A Florée (Assesse) il existe également une source dédiée à Saint Geneviève réputée pour soigner les maladies de la peau, l’impétigo par exemple.

Le saindoux est utilisé pour guérir des angines : “J’ai guéri mon fils d’une angine très grave avec du saindoux. Je lui ai fait un papin de saindoux, un essuie de cuisine et une écharpe autour du cou. Je l’ai renouvelé deux fois par jour et le troisième, mon gamin était guéri.” D’autres se souviennent que c’était non avec du saindoux mais avec du lard gras non salé que les gorges enflammées avaient été guéries.
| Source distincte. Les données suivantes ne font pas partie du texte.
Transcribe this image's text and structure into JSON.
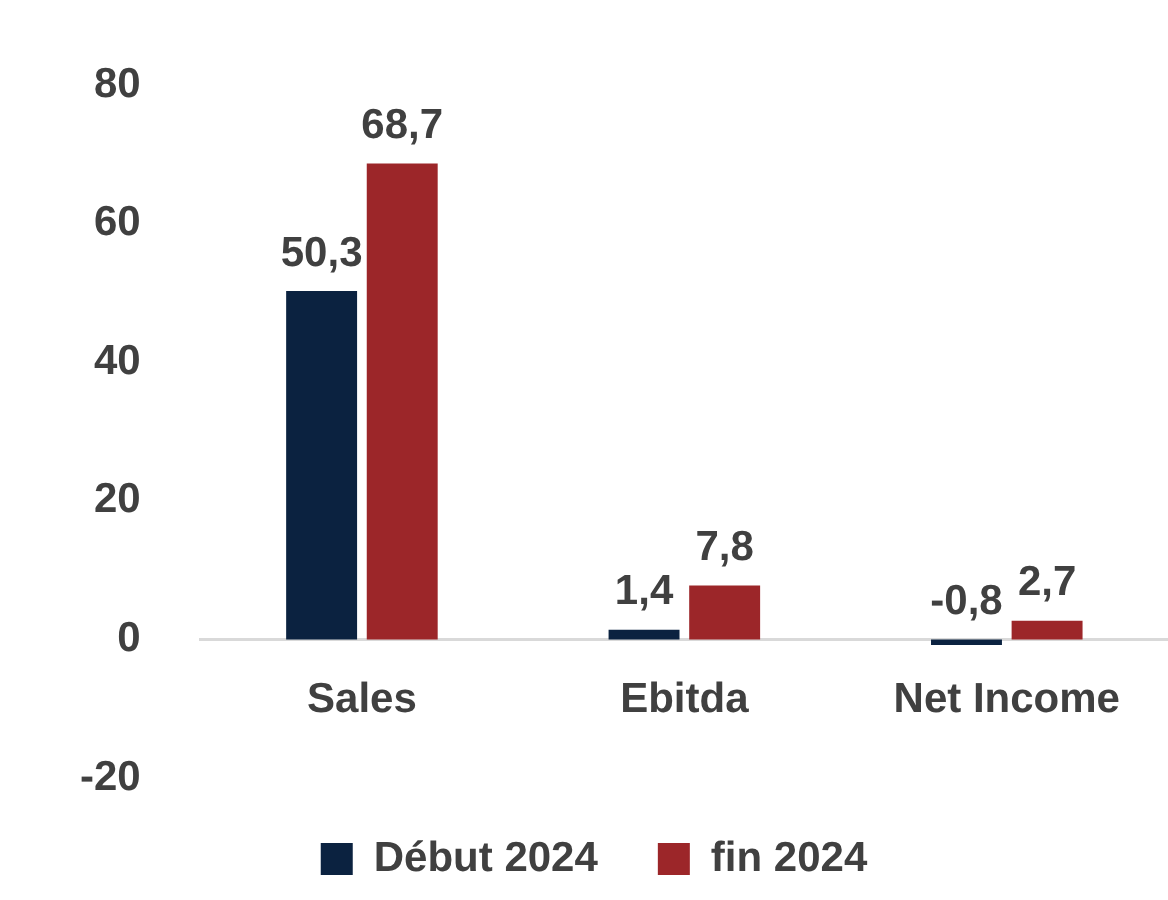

Pendant la guerre, en hiver, pour prévenir la toux, des parents préparent du sirop de betteraves : “La betterave était brossée, évidée et l’on mettait dedans du sucre candi. La betterave était placée près d’une source de chaleur, le sucre fondait et chaque soir avant d’aller dormir, nous pouvions en prendre une cuillère“. [QUENOVELLE.BE]


Les extraits : pour et contre…

D’après le CNRTL (Centre national de ressources textuelles et lexicales), EXTRAIRE signifie, entre autres :

Séparer une substance du corps auquel elle appartient, par divers procédés mécaniques ou chimiques. Extraire la quintessence de… “En 1816, Sertürner découvrit que l’on pouvait extraire de l’opium une substance cristallisée, la morphine” (Berthelot, Synth. chim., 1876, p. 116). “Les éléments utiles [du malt] ne sont pas pour la plupart à l’état soluble et il faut, pour les extraire, les solubiliser sous l’action des diastases” (Boullanger, Malt., brass., 1934, p. 217). “Pratiquement, les matières sucrées du commerce sont extraites des sucs de quelques plantes seulement, par pression, par diffusion ou même par incision ou saignée de la plante” (Brunerie, Industr. alim., 1949, p. 23). “Les substances à éliminer peuvent se classer en deux catégories : les matières solubles ou susceptibles d’être extraites par rinçage, c’est-à-dire la boue, le sang, les matières protéiques interfibrillaires, les sels de conservation, la crotte, etc., (…) − et les matières insolubles…” (Bérard, Gobilliard, Cuirs et peaux, 1947, p. 31).
P. métaph. : “Voici l’heure du poète qui distillait la vie dans son cœur, pour en extraire l’essence secrète, embaumée, empoisonnée.” (Bernanos, Sous le soleil de Satan, 1926, p. 59)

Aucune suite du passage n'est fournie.